On my part as much as yours. Bloody Mikey McCabe – as if!

They fell silent and listened to each other breathe. If Max closed his eyes, he could almost feel the top of her head by his lips. Polly shut her eyes and conjured Max standing right beside her.

‘Max,’ she said, without opening her eyes so that he’d remain there for a few moments longer, ‘what are you wearing?’

‘My navy polo shirt and a red T-shirt, why?’

‘Just wondered,’ Polly replied with a smile. ‘I thought you were, you see. In your socks?’

‘Indeed. Bet you’re wearing your floaty brown skirt and your cream Aran knit?’

‘Spot on, boyo!’ said Polly in her black jeans and her new, grey, Hubbardtons Academy sweatshirt.

But I love him. White lies are a lover’s duty. His happiness is my charge.

‘See,’ Max announced, ‘we don’t need the phone at all, do we? I think I feel closer to you without it – do you agree?’

‘Yes,’ said Polly, crying silently, wishing she was in her brown skirt and Aran knit, ‘it’s true. The distance is spelt out so heartlessly by the phone.’
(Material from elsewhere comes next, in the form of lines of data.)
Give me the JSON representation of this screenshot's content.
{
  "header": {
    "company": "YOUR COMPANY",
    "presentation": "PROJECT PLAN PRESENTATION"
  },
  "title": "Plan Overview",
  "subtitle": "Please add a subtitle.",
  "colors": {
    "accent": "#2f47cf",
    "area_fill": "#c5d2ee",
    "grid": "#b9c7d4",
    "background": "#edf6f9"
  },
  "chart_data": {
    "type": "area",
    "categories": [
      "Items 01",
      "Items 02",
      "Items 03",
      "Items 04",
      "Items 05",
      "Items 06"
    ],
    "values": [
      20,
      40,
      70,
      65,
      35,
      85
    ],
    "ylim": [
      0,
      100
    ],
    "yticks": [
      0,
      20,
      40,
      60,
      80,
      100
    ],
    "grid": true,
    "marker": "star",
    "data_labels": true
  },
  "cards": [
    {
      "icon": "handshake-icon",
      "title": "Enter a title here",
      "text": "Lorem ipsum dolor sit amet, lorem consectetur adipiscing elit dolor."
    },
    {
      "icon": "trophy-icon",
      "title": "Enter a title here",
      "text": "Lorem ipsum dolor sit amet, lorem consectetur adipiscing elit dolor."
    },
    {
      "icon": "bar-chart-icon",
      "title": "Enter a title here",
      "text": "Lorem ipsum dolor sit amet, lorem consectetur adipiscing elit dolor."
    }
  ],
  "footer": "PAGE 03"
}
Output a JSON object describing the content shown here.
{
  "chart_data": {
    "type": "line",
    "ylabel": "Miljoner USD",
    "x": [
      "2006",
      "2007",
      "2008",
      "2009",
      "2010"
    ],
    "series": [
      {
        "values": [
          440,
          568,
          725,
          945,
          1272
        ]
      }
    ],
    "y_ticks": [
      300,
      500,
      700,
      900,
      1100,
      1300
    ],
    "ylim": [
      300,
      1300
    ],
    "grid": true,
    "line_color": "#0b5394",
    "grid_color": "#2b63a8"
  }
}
‘So, shall we telepathize instead of telephone? See how it goes?’

‘Let’s,’ Polly agreed, ‘and write. Often.’

‘Weekly,’ Max assured her.

‘At the very least.’

‘Swiftair,’ Max stressed.

‘’Kay,’ said Polly.

Polly slept superbly that night. She dreamt Max had appeared at Hubbardtons in his Beetle. When she had asked him what on earth he was doing there (her feet off the floor, her arms clamped about his neck and his answer initially swamped by her kisses) he said his studio was around the corner, like it always was, silly old thing.

Max slept fitfully. He knew he’d made a sensible suggestion, done the right thing (as was his wont), but it currently served only to acknowledge unequivocally that Polly was far away and for a long time too. It made him sad. Confused a little. How could he not want to speak to her directly? In his dream, he went to Polly’s flat expecting her to be there. Why wouldn’t she be? America? Where’s that then? Only Polly wasn’t there at all. The woman who answered the door had never heard of her. Come on in, please, she invited Max. They sat on the sofa that the woman assured him belonged to no Polly Fenton. She made him tea. She looked like a supermodel and she gave him a terrific blow job.

Max wrenched himself awake in a sweat.

‘No!’

He’d messed the sheets.

‘God, no.’

He went to the kitchen, drank water and made himself cocoa. It was half four in the morning. It was still yesterday in Vermont.

Shall I call her? Just quickly?

He resisted.

He felt awful.

I don’t care if it was a dream. I can’t believe I did that to Polly.

He slept the rest of the night on the sofa.